Olivier Ledru, avocat au barreau de Paris

07Mar

Droit d’auteur, autorisation de synchronisation et droit moral : un « Partenaire particulier » pas si romantique.

Cour de cassation – première chambre civile – 28 février 2024, n° 22-18.120

Si, en application des articles L. 131-2 et L. 131-3 du CPI, les contrats par lesquels sont transmis des droits d’auteur doivent être constatés par écrit, la Cour de cassation rappelle ici que « ces dispositions régissent les seuls contrats consentis par l’auteur dans l’exercice de son droit d’exploitation et non ceux que peuvent conclure les cessionnaires avec des sous-exploitant ».

La Cour de cassation précise également que « l’utilisation d’une œuvre musicale par synchronisation dans la bande sonore d’une œuvre audiovisuelle, se faisant nécessairement sous la forme d’extraits, [elle] ne saurait être regardée par principe comme réalisant une atteinte à l’intégrité de l’œuvre et au droit moral de l’auteur ou de l’artiste-interprète et qu’il incombe à celui qui invoque une telle atteinte d’en justifier »

L’éditeur de la chanson « Partenaire particulier » ainsi que ses auteurs-compositeurs, interprètes et arrangeurs reprochaient au producteur du film « Alibi.com » d’avoir exploité cette chanson sans leur autorisation en incorporant, par synchronisation, deux extraits dans la bande sonore du film.

L’action reposait sur deux fondements : l’atteinte aux droits d’édition de l’éditeur et l’atteinte au droit moral des auteurs et artistes-interprètes de l’œuvre musicale.

  • L’autorisation donnée par l’éditeur malgré l’absence de contrat écrit

L’éditeur faisait grief au producteur d’avoir exploité l’œuvre sans son autorisation préalable, laquelle devait nécessairement, selon lui, être constatée par un contrat écrit en application des articles L. 131-2 et L. 131-3 du CPI.

Après avoir constaté l’existence de relations d’affaires anciennes entre l’éditeur et l’agent artistique ayant négocié, pour le compte du producteur du film, les conditions de synchronisation de l’œuvre, la Cour d’appel avait estimé que malgré l’absence d’un contrat écrit les pièces produites suffisent à établir l’accord de l’éditeur : « il ressort de l’ensemble des échanges, que [l’éditeur], quand bien même n’aurait-il pas signé le contrat, a bien donné son accord, sur le principe et sur les modalités de son autorisation d’utilisation de la chanson Partenaire particulier dans la bande sonore du film. Le nombre d’extraits, la durée des extraits, le montant de la rémunération, et, en définitive, les limites et les conditions de l’autorisation consentie ont été convenues avant que le film ne soit exploité » (CA Paris, Pôle 5 ch. 2 – 11 mars 2022, n° 20/09922).

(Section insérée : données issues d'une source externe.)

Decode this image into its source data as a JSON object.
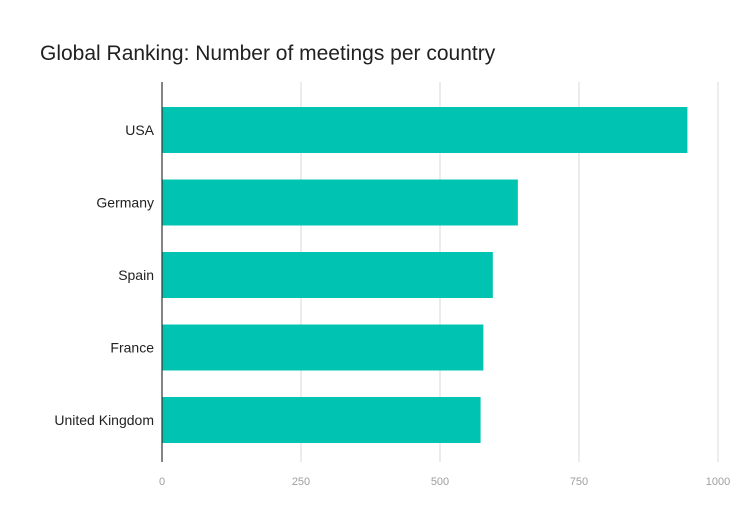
{
  "chart_data": {
    "type": "bar",
    "orientation": "horizontal",
    "title": "Global Ranking: Number of meetings per country",
    "categories": [
      "USA",
      "Germany",
      "Spain",
      "France",
      "United Kingdom"
    ],
    "values": [
      945,
      640,
      595,
      578,
      573
    ],
    "xlabel": "",
    "ylabel": "",
    "xlim": [
      0,
      1000
    ],
    "xticks": [
      "0",
      "250",
      "500",
      "750",
      "1000"
    ],
    "grid": "vertical",
    "legend": "none",
    "colors": {
      "bar": "#00c4b1",
      "grid": "#d9d9d9",
      "axis": "#333333"
    }
  }
}
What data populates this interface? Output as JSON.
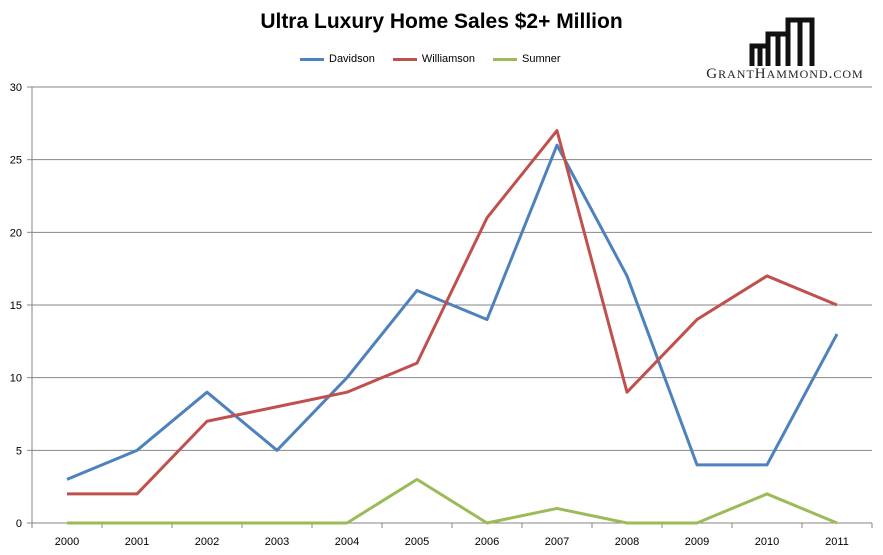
{
  "chart_data": {
    "type": "line",
    "title": "Ultra Luxury Home Sales $2+ Million",
    "categories": [
      "2000",
      "2001",
      "2002",
      "2003",
      "2004",
      "2005",
      "2006",
      "2007",
      "2008",
      "2009",
      "2010",
      "2011"
    ],
    "series": [
      {
        "name": "Davidson",
        "color": "#4F81BD",
        "values": [
          3,
          5,
          9,
          5,
          10,
          16,
          14,
          26,
          17,
          4,
          4,
          13
        ]
      },
      {
        "name": "Williamson",
        "color": "#C0504D",
        "values": [
          2,
          2,
          7,
          8,
          9,
          11,
          21,
          27,
          9,
          14,
          17,
          15
        ]
      },
      {
        "name": "Sumner",
        "color": "#9BBB59",
        "values": [
          0,
          0,
          0,
          0,
          0,
          3,
          0,
          1,
          0,
          0,
          2,
          0
        ]
      }
    ],
    "ylim": [
      0,
      30
    ],
    "yticks": [
      0,
      5,
      10,
      15,
      20,
      25,
      30
    ],
    "grid": true,
    "legend": "top"
  },
  "logo": {
    "text": "GrantHammond.com"
  }
}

La Cour de cassation confirme cette décision en rappelant que l’exigence d’un contrat écrit, telle qu’elle résulte des articles L. 131-2 et L. 131-3 du CPI, ne s’impose qu’aux seules autorisations consenties par les auteurs et non à celles qui peuvent être données par les cessionnaires (ici l’éditeur) aux sous-exploitant.

Encore faut-il que les éléments justifiant de l’existence de l’accord soient suffisamment précis quant aux modalités de l’autorisation.

  • L’atteinte au droit moral n’est pas établie

Les auteurs et interprètes soutenaient que l’incorporation par extraits constituait en elle-même une atteinte l’intégrité de l’œuvre.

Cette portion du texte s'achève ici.